While the United States under President Trump took its sweet time taking any action against Russia for its act of war on the U.S. regarding the interference in the 2016 election to help Donald Trump win, it has now finally passed extremely broad sanctions against
Russian oligarchs and officials
.

Many targeted are from Putin’s inner circle. They also target oligarch Oleg Deripaska in a big way, who is former Trump campaign chair Paul Manafort’s boss.

Deripaska’s entire business is now blacklisted.

“This is clearly a really intensive strike at Deripaska and his corporate holdings,” Elizabeth Rosenberg, a former Treasury official who is a senior fellow at the Center for a New American Security, told Bloomberg. “By naming a number of oligarchs and state entities, including in the energy sector, it’s meaningful because they’re aiming at sensitive industries in Russia that generate a lot of revenue.”

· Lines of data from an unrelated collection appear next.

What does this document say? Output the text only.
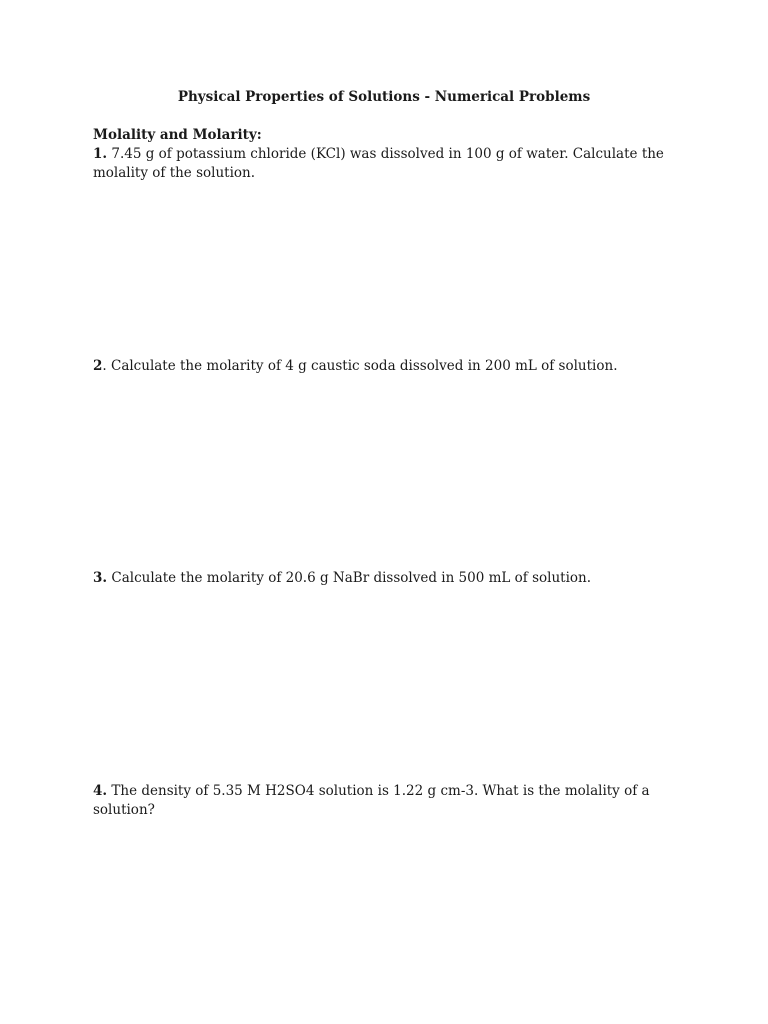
Physical Properties of Solutions - Numerical Problems
Molality and Molarity:
1. 7.45 g of potassium chloride (KCl) was dissolved in 100 g of water. Calculate the molality of the solution.
2. Calculate the molarity of 4 g caustic soda dissolved in 200 mL of solution.
3. Calculate the molarity of 20.6 g NaBr dissolved in 500 mL of solution.
4. The density of 5.35 M H2SO4 solution is 1.22 g cm-3. What is the molality of a solution?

The U.S. Treasury cited “malign activity” to subvert western democracy as a reason for the sanctions. This is a strike at those who profit from Moscow’s undermining of western democracy, but how much effect can it have coming so late- that’s the question. Certainly Deripaska’s business will be hurt, but the assets that will be frozen are assets the oligarchs knowingly left open at this point.

The sanctions do not target President Putin, and the sanctions took so long to be enforced that anyone with any resources could have moved their assets by now, but they will still hurt.

“The Russian government engages in a range of malign activity around the globe, including continuing to occupy Crimea and instigate violence in eastern Ukraine, supplying the Assad regime with material and weaponry as they bomb their own civilians, attempting to subvert Western democracies, and malicious cyber activities,” Treasury Secretary Steve Mnuchin said in a statement.

It took a year and some months for the Trump administration to even put on a pretense of caring about Russia’s act of war against the U.S., but these are the toughest sanctions since Trump has been in charge. Still, it was obvious that this was coming has been blaring for over a year, plenty of time to hide money and move assets.

What makes this specifically interesting is that Special Counsel Robert Mueller is trying to get Paul Manafort to turn right now, so the fact that the U.S. just blacklisted Deripaska’s business can be seen as pressure, given the ties.

Paul Manafort has been charged in special counsel Robert Mueller’s investigation of Russian meddling in the 2016 election. For months Trump refused to implement sanctions on Russia that lawmakers passed last year.

This is like being in a fight and signaling exactly where you plan to punch for over a year before you actually do it. The “opponent” has had plenty of time to prepare.